Miami attorney Jack Thompson says "Bully" is a new action game set in a virtual reform school. The game is being produced by Take2/Rockstar, the same company that released the series of violent "Grand Theft Auto" video games. According to Thompson, Take2 -- in releasing "Bully" -- is set to release "a violent video game that is, in effect, a Columbine simulator in every sense."

The attorney explains the game's scenario. "It's a game set in a virtual school [Bullworth Academy] in which the hero is a bully who bludgeons his classmates and his teachers with slingshots, body slams, fists, and sticking their heads in toilets, as well as beating them with bats." The concept, he says, is "off-the-scale reckless" in light of what happened at a Colorado school in April 1999. "Seven years ago, everybody who was paying attention learned that the Columbine school massacre was at the hands of kids who had been bullied, who then turned around -- inappropriately, obviously -- and criminally bullied others." Thompson implies he is not the only one concerned about the new video game.

"All the bullying experts on both sides of the Atlantic who are aware of this game are bracing for more bullying and more violence in the schools," he says, "because Take2/Rockstar Games is going to be marketing this game directly to children. This is very troubling and very much poses a public safety hazard." The attorney says he is pleased the Miami-Dade School Board has passed a resolution urging retailers not to sell the game to minors. The game, which the manufacturer says will be released this Spring, has not yet received a rating from the Entertainment Software Rating Board (ESRB). [Chad Groening]


Where is the outrage about this? Where are the concerned parents? The politicians and government agencies that are supposed to be working for the public? Where are the educators and teachers, who are mostly all garbage of pro-homos now?

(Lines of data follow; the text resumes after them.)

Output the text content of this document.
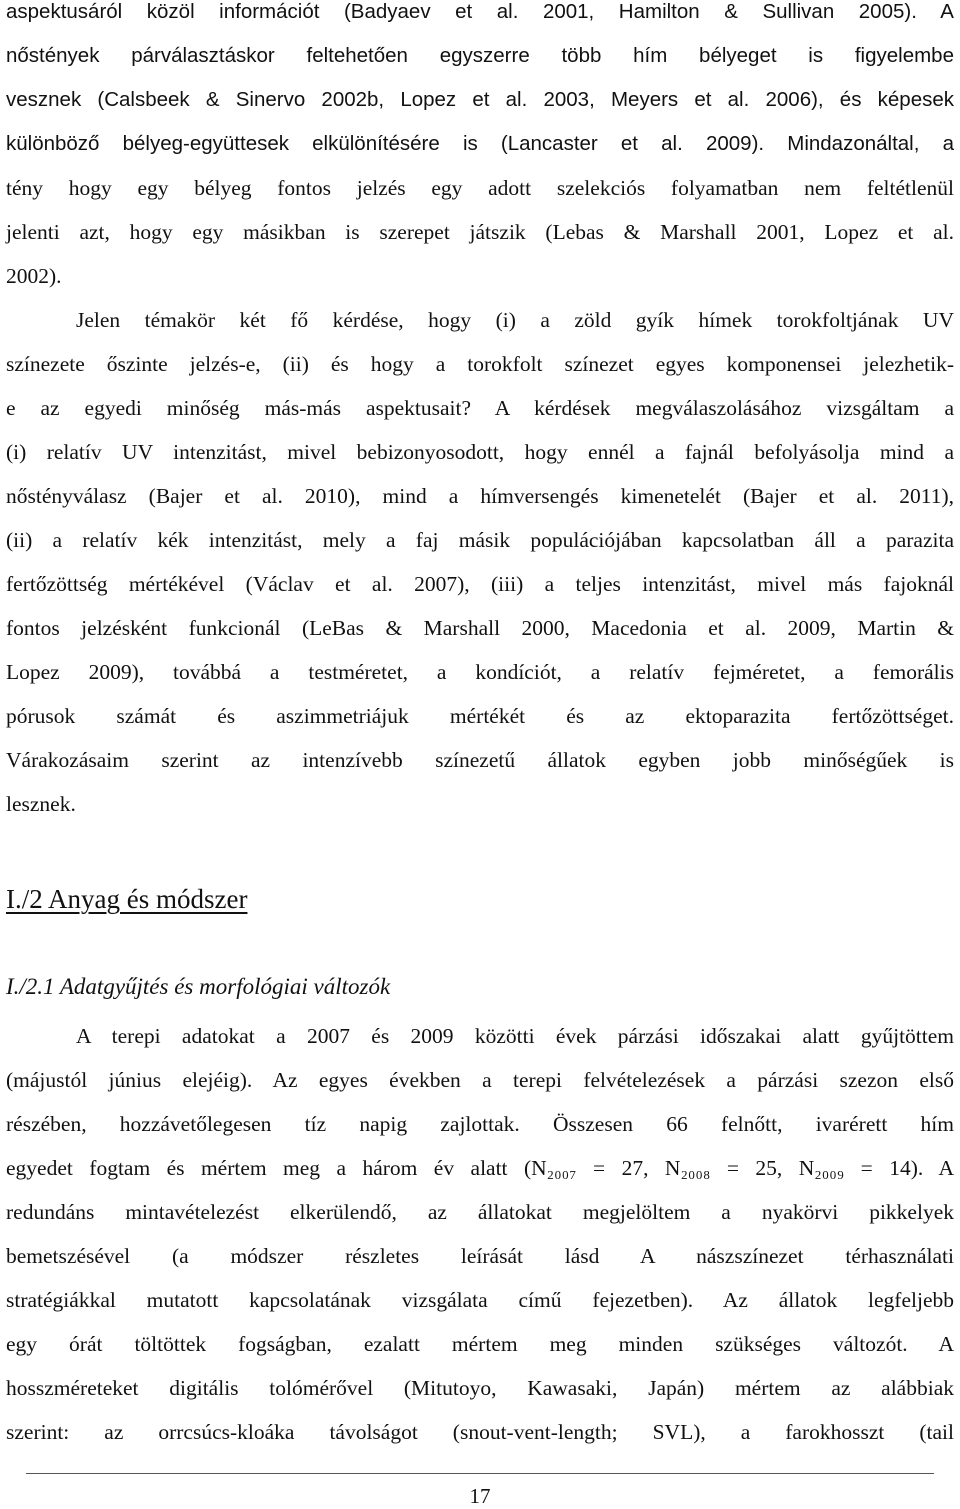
aspektusáról közöl információt (Badyaev et al. 2001, Hamilton & Sullivan 2005). A
nőstények párválasztáskor feltehetően egyszerre több hím bélyeget is figyelembe
vesznek (Calsbeek & Sinervo 2002b, Lopez et al. 2003, Meyers et al. 2006), és képesek
különböző bélyeg-együttesek elkülönítésére is (Lancaster et al. 2009). Mindazonáltal, a
tény hogy egy bélyeg fontos jelzés egy adott szelekciós folyamatban nem feltétlenül
jelenti azt, hogy egy másikban is szerepet játszik (Lebas & Marshall 2001, Lopez et al.
2002).
Jelen témakör két fő kérdése, hogy (i) a zöld gyík hímek torokfoltjának UV
színezete őszinte jelzés-e, (ii) és hogy a torokfolt színezet egyes komponensei jelezhetik-
e az egyedi minőség más-más aspektusait? A kérdések megválaszolásához vizsgáltam a
(i) relatív UV intenzitást, mivel bebizonyosodott, hogy ennél a fajnál befolyásolja mind a
nőstényválasz (Bajer et al. 2010), mind a hímversengés kimenetelét (Bajer et al. 2011),
(ii) a relatív kék intenzitást, mely a faj másik populációjában kapcsolatban áll a parazita
fertőzöttség mértékével (Václav et al. 2007), (iii) a teljes intenzitást, mivel más fajoknál
fontos jelzésként funkcionál (LeBas & Marshall 2000, Macedonia et al. 2009, Martin &
Lopez 2009), továbbá a testméretet, a kondíciót, a relatív fejméretet, a femorális
pórusok számát és aszimmetriájuk mértékét és az ektoparazita fertőzöttséget.
Várakozásaim szerint az intenzívebb színezetű állatok egyben jobb minőségűek is
lesznek.
I./2 Anyag és módszer
I./2.1 Adatgyűjtés és morfológiai változók
A terepi adatokat a 2007 és 2009 közötti évek párzási időszakai alatt gyűjtöttem
(májustól június elejéig). Az egyes években a terepi felvételezések a párzási szezon első
részében, hozzávetőlegesen tíz napig zajlottak. Összesen 66 felnőtt, ivarérett hím
egyedet fogtam és mértem meg a három év alatt (N₂₀₀₇ = 27, N₂₀₀₈ = 25, N₂₀₀₉ = 14). A
redundáns mintavételezést elkerülendő, az állatokat megjelöltem a nyakörvi pikkelyek
bemetszésével (a módszer részletes leírását lásd A nászszínezet térhasználati
stratégiákkal mutatott kapcsolatának vizsgálata című fejezetben). Az állatok legfeljebb
egy órát töltöttek fogságban, ezalatt mértem meg minden szükséges változót. A
hosszméreteket digitális tolómérővel (Mitutoyo, Kawasaki, Japán) mértem az alábbiak
szerint: az orrcsúcs-kloáka távolságot (snout-vent-length; SVL), a farokhosszt (tail
17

Nowhere. Let all the vulnerable kids be sadistically tormented and battered, for all these people care. I'm sure they are too busy clapping at homos in Pride Parades to think about anything else.


Second point:
'All the bullying experts on both sides of the Atlantic who are aware of this game are bracing for more bullying and more violence in the schools," he says, "because Take2/Rockstar Games is going to be marketing this game directly to children'


And what difference for the better would it make if it were marketed for adults and not directly to children?

Another thing that is really dysfunctional in the American worldview is that it proposes the false idea that only kids can act on suggestion of violence. This is to be completely in denial of human psychology. If you start pumping bullying messages to adults, some of them will be influenced and act on it. Just like sexual violence messages.

It's not only the message that gives the idea depicting the act of violence, but what has the most influence, usually, is the encouragement embued in the message. The latter acts as a positive reinforcement for these people which can lead to abusive actions. The more encouragement they perceive in their sub-culture/surroundings/peers/society, the more that legitimizes their desires and subsequent decisions to perpetrate violence.